Según datos del Departamento de Estado estadounidense, el operativo contó con el respaldo de la Sección de Asuntos Antinarcóticos y Aplicación de la Ley (INL, por sus siglas en inglés) y la participación directa de fuerzas de seguridad colombianas. El cargamento incautado fue destruido en el lugar y su valor en el mercado ilegal fue estimado en aproximadamente 441 millones de dólares.
Las autoridades señalaron que los detenidos operaban el submarino al momento de la intervención, aunque no se precisó el punto exacto del operativo ni el país en el que enfrentarán cargos. A diferencia de acciones previas en la región, esta intervención priorizó la captura de los tripulantes sin que se reportaran víctimas mortales.

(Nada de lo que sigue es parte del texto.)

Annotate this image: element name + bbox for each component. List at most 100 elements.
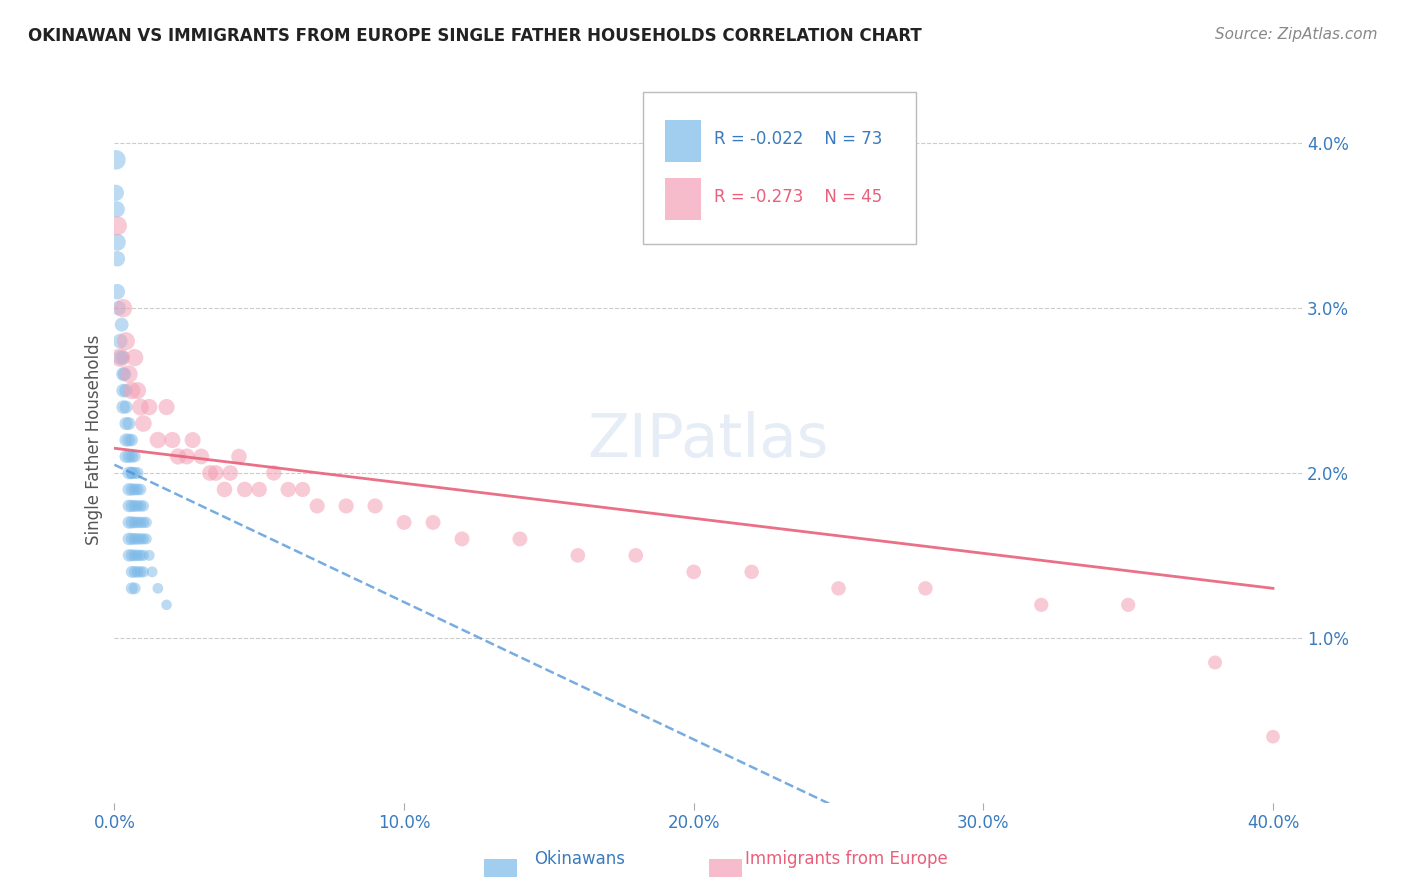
Point xyxy=(263,466,285,480)
Text: OKINAWAN VS IMMIGRANTS FROM EUROPE SINGLE FATHER HOUSEHOLDS CORRELATION CHART: OKINAWAN VS IMMIGRANTS FROM EUROPE SINGL… xyxy=(28,27,922,45)
Point xyxy=(914,582,936,596)
Text: ZIPatlas: ZIPatlas xyxy=(588,410,830,469)
Point xyxy=(107,301,129,315)
Point xyxy=(124,582,146,596)
FancyBboxPatch shape xyxy=(643,92,915,244)
Point xyxy=(127,466,149,480)
Point xyxy=(277,483,299,497)
Point xyxy=(124,565,146,579)
Point xyxy=(827,582,849,596)
Point xyxy=(127,532,149,546)
Point xyxy=(214,483,236,497)
Point xyxy=(114,367,136,381)
Point xyxy=(682,565,704,579)
Point xyxy=(127,549,149,563)
Point xyxy=(228,450,250,464)
Text: R = -0.022    N = 73: R = -0.022 N = 73 xyxy=(714,130,883,148)
Point xyxy=(124,532,146,546)
Point xyxy=(121,466,143,480)
Text: Source: ZipAtlas.com: Source: ZipAtlas.com xyxy=(1215,27,1378,42)
Point xyxy=(132,565,155,579)
Point xyxy=(146,433,169,447)
Point xyxy=(233,483,256,497)
Point xyxy=(219,466,242,480)
Point xyxy=(115,417,138,431)
Point xyxy=(127,516,149,530)
Point xyxy=(112,367,135,381)
Point xyxy=(741,565,763,579)
Point xyxy=(111,318,134,332)
Point xyxy=(1261,730,1284,744)
Point xyxy=(121,450,143,464)
Point xyxy=(176,450,198,464)
Point xyxy=(124,351,146,365)
Point xyxy=(115,450,138,464)
Point xyxy=(146,582,169,596)
Text: R = -0.273    N = 45: R = -0.273 N = 45 xyxy=(714,188,883,206)
Point xyxy=(127,565,149,579)
Point xyxy=(115,433,138,447)
Point xyxy=(132,549,155,563)
Point xyxy=(121,549,143,563)
FancyBboxPatch shape xyxy=(665,178,702,219)
Point xyxy=(132,499,155,513)
Point xyxy=(181,433,204,447)
Point xyxy=(118,433,141,447)
Point xyxy=(1116,598,1139,612)
Point xyxy=(108,334,131,348)
Point xyxy=(121,565,143,579)
Point xyxy=(129,499,152,513)
Point xyxy=(118,549,141,563)
Point xyxy=(141,565,163,579)
Point xyxy=(124,549,146,563)
Point xyxy=(118,483,141,497)
Point xyxy=(118,367,141,381)
Point xyxy=(104,186,127,200)
Point xyxy=(118,499,141,513)
Point xyxy=(118,450,141,464)
Point xyxy=(121,582,143,596)
Point xyxy=(121,516,143,530)
Point xyxy=(204,466,226,480)
Point xyxy=(162,433,184,447)
Point xyxy=(247,483,270,497)
Point xyxy=(124,499,146,513)
Point xyxy=(138,549,160,563)
Point xyxy=(112,301,135,315)
Point xyxy=(108,351,131,365)
Point xyxy=(121,499,143,513)
Point xyxy=(112,351,135,365)
Point xyxy=(124,466,146,480)
Point xyxy=(105,285,128,299)
Point xyxy=(105,252,128,266)
Point xyxy=(112,384,135,398)
Point xyxy=(155,400,177,414)
Point xyxy=(335,499,357,513)
Point xyxy=(129,483,152,497)
Point xyxy=(124,450,146,464)
Point xyxy=(121,466,143,480)
Point xyxy=(115,334,138,348)
Point xyxy=(129,549,152,563)
Point xyxy=(1031,598,1053,612)
Point xyxy=(121,384,143,398)
Point xyxy=(129,565,152,579)
Point xyxy=(567,549,589,563)
Point xyxy=(105,219,128,233)
Point xyxy=(121,483,143,497)
Text: Immigrants from Europe: Immigrants from Europe xyxy=(745,850,948,868)
Point xyxy=(129,400,152,414)
Point xyxy=(392,516,415,530)
Point xyxy=(509,532,531,546)
Point xyxy=(118,532,141,546)
Text: Okinawans: Okinawans xyxy=(534,850,626,868)
Point xyxy=(307,499,329,513)
Point xyxy=(115,384,138,398)
Point xyxy=(124,483,146,497)
Point xyxy=(155,598,177,612)
Point xyxy=(124,516,146,530)
Point xyxy=(104,153,127,167)
Point xyxy=(108,351,131,365)
Point xyxy=(167,450,190,464)
Point xyxy=(190,450,212,464)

La operación se produce pocos días después del encuentro sostenido en Washington entre el presidente de Estados Unidos, Donald Trump, y su homólogo colombiano, Gustavo Petro, quienes acordaron reforzar la cooperación bilateral para frenar el tráfico de drogas y las redes criminales transnacionales. Se trata de la primera acción de este tipo anunciada tras esa reunión oficial.
Desde septiembre de 2025, Washington ha intensificado su ofensiva contra embarcaciones vinculadas al narcotráfico en el Pacífico y el Caribe, una campaña que ha incluido ataques armados y ha dejado más de un centenar de fallecidos. En este contexto, la reciente operación marca un giro en la estrategia, al combinar interdicción marítima con detenciones para el procesamiento judicial de los presuntos responsables.